Thursday, May 28, 2009

Les Miserables By Victor Hugo


I watched Les Miserables when I was in Lower Primary when I visited my Aunty in NYC. Last month my friend sent me a you tube –Susan Boyle, I Dreamt A Dream-that I started to crave for Les Miserables again. So last weekends, Mum managed to get the DVD from HMV and I have been spending my nights in watching this DVD continuously.


Now I am going to introduce to you, my dearest friends, this Worldclass Musical Play which I am so fond of -Les Miserables by Victor Hugo. And I really hope to watch it LIVE again.


Here are some research that I gathered from internet:

Victor Hugo (1802-1885), novelist, poet, and dramatist, is one of the most important of French Romantic writers.

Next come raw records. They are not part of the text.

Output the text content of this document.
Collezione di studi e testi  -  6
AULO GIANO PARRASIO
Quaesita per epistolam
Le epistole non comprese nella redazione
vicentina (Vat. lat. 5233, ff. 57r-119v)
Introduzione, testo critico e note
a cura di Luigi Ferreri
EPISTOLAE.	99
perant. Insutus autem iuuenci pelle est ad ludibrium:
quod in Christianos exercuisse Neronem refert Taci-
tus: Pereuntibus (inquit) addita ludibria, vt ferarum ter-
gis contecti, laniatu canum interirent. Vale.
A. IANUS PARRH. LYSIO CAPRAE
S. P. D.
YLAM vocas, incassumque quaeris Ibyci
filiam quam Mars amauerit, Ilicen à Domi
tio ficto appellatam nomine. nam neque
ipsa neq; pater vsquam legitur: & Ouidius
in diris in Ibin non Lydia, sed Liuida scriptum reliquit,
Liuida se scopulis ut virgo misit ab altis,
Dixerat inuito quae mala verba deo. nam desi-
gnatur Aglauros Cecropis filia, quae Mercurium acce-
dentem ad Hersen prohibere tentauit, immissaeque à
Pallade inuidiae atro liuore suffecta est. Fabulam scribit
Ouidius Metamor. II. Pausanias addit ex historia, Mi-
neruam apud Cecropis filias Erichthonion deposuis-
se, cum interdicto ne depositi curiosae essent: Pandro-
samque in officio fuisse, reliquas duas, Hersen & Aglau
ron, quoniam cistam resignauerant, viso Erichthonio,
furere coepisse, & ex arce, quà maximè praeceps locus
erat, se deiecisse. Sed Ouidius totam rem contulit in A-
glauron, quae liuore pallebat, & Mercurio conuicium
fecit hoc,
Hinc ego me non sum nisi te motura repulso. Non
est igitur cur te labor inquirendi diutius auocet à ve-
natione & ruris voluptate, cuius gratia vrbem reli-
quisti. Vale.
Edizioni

Among his best-known works are The Hunchback of Notre Dame(1831) and Les Misérables(1862).

Les Miserables focuses on the struggles of ex-convict Jean Valjean and his experience of redemption. It examines the nature of law and grace, and expounds upon the history of France, architecture of Paris, politics, moral philosophy, antimonarchism, justice, religion, and the types and nature of romantic and familial love. The story is historical fiction because it contains factual, historic events, including the Paris Uprising of 1832 (often mistaken for the much earlier French Revolution).

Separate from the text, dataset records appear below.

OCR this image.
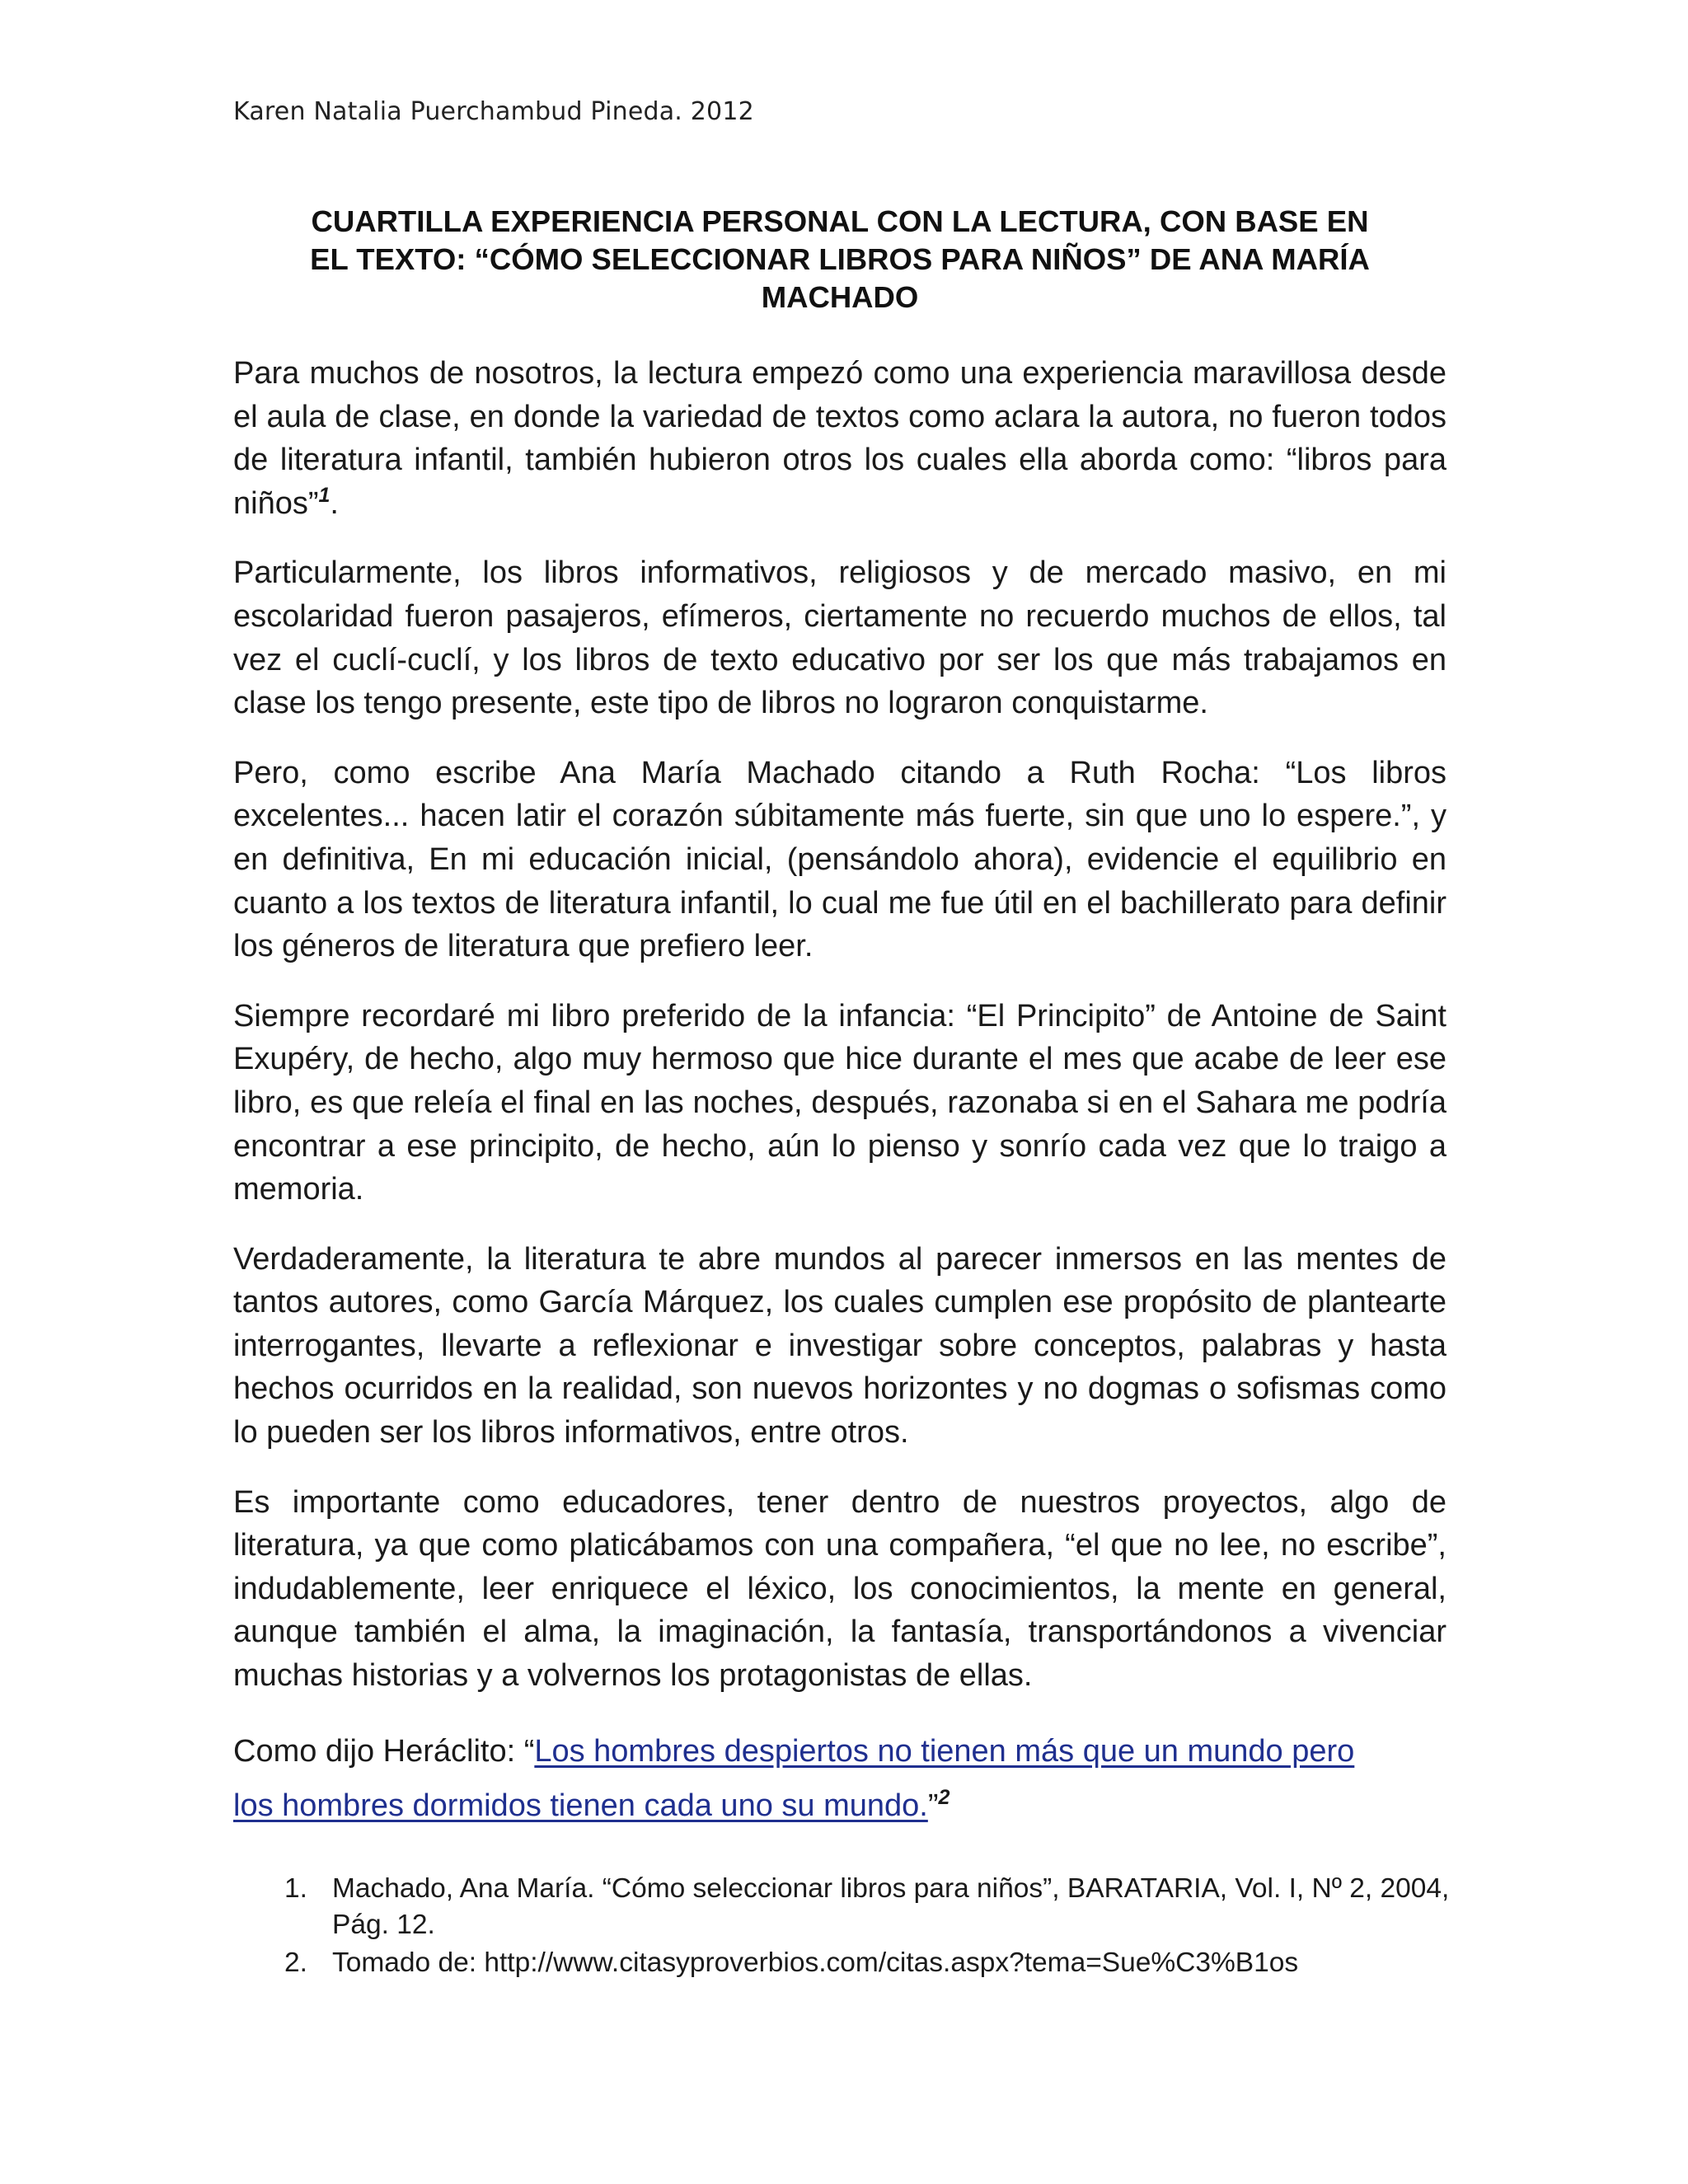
Karen Natalia Puerchambud Pineda. 2012
CUARTILLA EXPERIENCIA PERSONAL CON LA LECTURA, CON BASE EN
EL TEXTO: “CÓMO SELECCIONAR LIBROS PARA NIÑOS” DE ANA MARÍA
MACHADO

Para muchos de nosotros, la lectura empezó como una experiencia maravillosa desde el aula de clase, en donde la variedad de textos como aclara la autora, no fueron todos de literatura infantil, también hubieron otros los cuales ella aborda como: “libros para niños”$^1$.

Particularmente, los libros informativos, religiosos y de mercado masivo, en mi escolaridad fueron pasajeros, efímeros, ciertamente no recuerdo muchos de ellos, tal vez el cuclí-cuclí, y los libros de texto educativo por ser los que más trabajamos en clase los tengo presente, este tipo de libros no lograron conquistarme.

Pero, como escribe Ana María Machado citando a Ruth Rocha: “Los libros excelentes... hacen latir el corazón súbitamente más fuerte, sin que uno lo espere.”, y en definitiva, En mi educación inicial, (pensándolo ahora), evidencie el equilibrio en cuanto a los textos de literatura infantil, lo cual me fue útil en el bachillerato para definir los géneros de literatura que prefiero leer.

Siempre recordaré mi libro preferido de la infancia: “El Principito” de Antoine de Saint Exupéry, de hecho, algo muy hermoso que hice durante el mes que acabe de leer ese libro, es que releía el final en las noches, después, razonaba si en el Sahara me podría encontrar a ese principito, de hecho, aún lo pienso y sonrío cada vez que lo traigo a memoria.

Verdaderamente, la literatura te abre mundos al parecer inmersos en las mentes de tantos autores, como García Márquez, los cuales cumplen ese propósito de plantearte interrogantes, llevarte a reflexionar e investigar sobre conceptos, palabras y hasta hechos ocurridos en la realidad, son nuevos horizontes y no dogmas o sofismas como lo pueden ser los libros informativos, entre otros.

Es importante como educadores, tener dentro de nuestros proyectos, algo de literatura, ya que como platicábamos con una compañera, “el que no lee, no escribe”, indudablemente, leer enriquece el léxico, los conocimientos, la mente en general, aunque también el alma, la imaginación, la fantasía, transportándonos a vivenciar muchas historias y a volvernos los protagonistas de ellas.

Como dijo Heráclito: “Los hombres despiertos no tienen más que un mundo pero
los hombres dormidos tienen cada uno su mundo.”$^2$

1. Machado, Ana María. “Cómo seleccionar libros para niños”, BARATARIA, Vol. I, Nº 2, 2004, Pág. 12.
2. Tomado de: http://www.citasyproverbios.com/citas.aspx?tema=Sue%C3%B1os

Jean Valjean, released on parole after 19 years on the chain gang, finds that the yellow ticket-of-leave he must, by law, display condemns him to be an outcast. Only the saintly Bishop of Digne treats him kindly and Valjean, embittered by years of hardship, repays him by stealing some silver. Valjean is caught and brought back by police, and is astonished when the Bishop lies to the police to save him, also giving him two precious candlesticks. Valjean decides to start his life anew.


The most important theme the novel examines is that of transformation, in the individual and in society. Jean Valjean, the chief protagonist, is transformed from a misanthropic and potentially violent ex-convict to a man capable of heroic love and self-sacrifice. The force that transforms him is love. The Bishop of Digne offers Valjean unconditional love, trusting the former criminal with his life and giving him all that he can. Valjean finds inspiration for an entirely new life from this example. He learns to put another person first when he raises...


I may not be a good performer but I am trying to be a cultured appreciator!